What do you think? What’s happening?

This error claims that nms_keep is used before its creation/assignmen, so check your code and make sure nms_keep is properly initialized before its usage. This is often caused when variables are initialized inside an if condition, which is then never triggered.

Thanks for reply
The nms_keep is create after if condition

def refine_detections(rois, probs, deltas, window, config):
    """Refine classified proposals and filter overlaps and return final
    detections.

    Inputs:
        rois: [N, (y1, x1, y2, x2)] in normalized coordinates
        probs: [N, num_classes]. Class probabilities.
        deltas: [N, num_classes, (dy, dx, log(dh), log(dw))]. Class-specific
                bounding box deltas.
        window: (y1, x1, y2, x2) in image coordinates. The part of the image
            that contains the image excluding the padding.
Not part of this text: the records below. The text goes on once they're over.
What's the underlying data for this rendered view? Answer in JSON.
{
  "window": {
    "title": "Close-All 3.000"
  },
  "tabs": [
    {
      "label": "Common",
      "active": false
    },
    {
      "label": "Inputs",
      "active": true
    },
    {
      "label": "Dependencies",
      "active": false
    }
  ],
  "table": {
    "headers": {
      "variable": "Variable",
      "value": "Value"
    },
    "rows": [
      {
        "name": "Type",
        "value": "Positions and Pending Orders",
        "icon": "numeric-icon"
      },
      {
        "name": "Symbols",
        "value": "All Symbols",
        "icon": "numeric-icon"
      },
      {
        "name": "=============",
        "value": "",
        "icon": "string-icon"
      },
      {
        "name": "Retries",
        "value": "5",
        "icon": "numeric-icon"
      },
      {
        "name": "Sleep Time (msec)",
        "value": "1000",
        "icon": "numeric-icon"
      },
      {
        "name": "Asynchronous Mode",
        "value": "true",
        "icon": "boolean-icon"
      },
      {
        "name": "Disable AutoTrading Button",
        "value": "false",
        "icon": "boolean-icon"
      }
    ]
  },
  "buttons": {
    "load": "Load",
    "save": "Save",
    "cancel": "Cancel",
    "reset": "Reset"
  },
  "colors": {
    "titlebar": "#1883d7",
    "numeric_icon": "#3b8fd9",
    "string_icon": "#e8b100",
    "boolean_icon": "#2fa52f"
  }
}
    Returns detections shaped: [N, (y1, x1, y2, x2, class_id, score)]
    """

    # Class IDs per ROI
    _, class_ids = torch.max(probs, dim=1)

    # Class probability of the top class of each ROI
    # Class-specific bounding box deltas
    idx = torch.arange(class_ids.size()[0]).long()
    if config.GPU_COUNT:
        idx = idx.cuda()
    class_scores = probs[idx, class_ids.data]
    deltas_specific = deltas[idx, class_ids.data]

    # Apply bounding box deltas
    # Shape: [boxes, (y1, x1, y2, x2)] in normalized coordinates
    std_dev = Variable(torch.from_numpy(np.reshape(config.RPN_BBOX_STD_DEV, [1, 4])).float(), requires_grad=False)
    if config.GPU_COUNT:
        std_dev = std_dev.cuda()
    refined_rois = apply_box_deltas(rois, deltas_specific * std_dev)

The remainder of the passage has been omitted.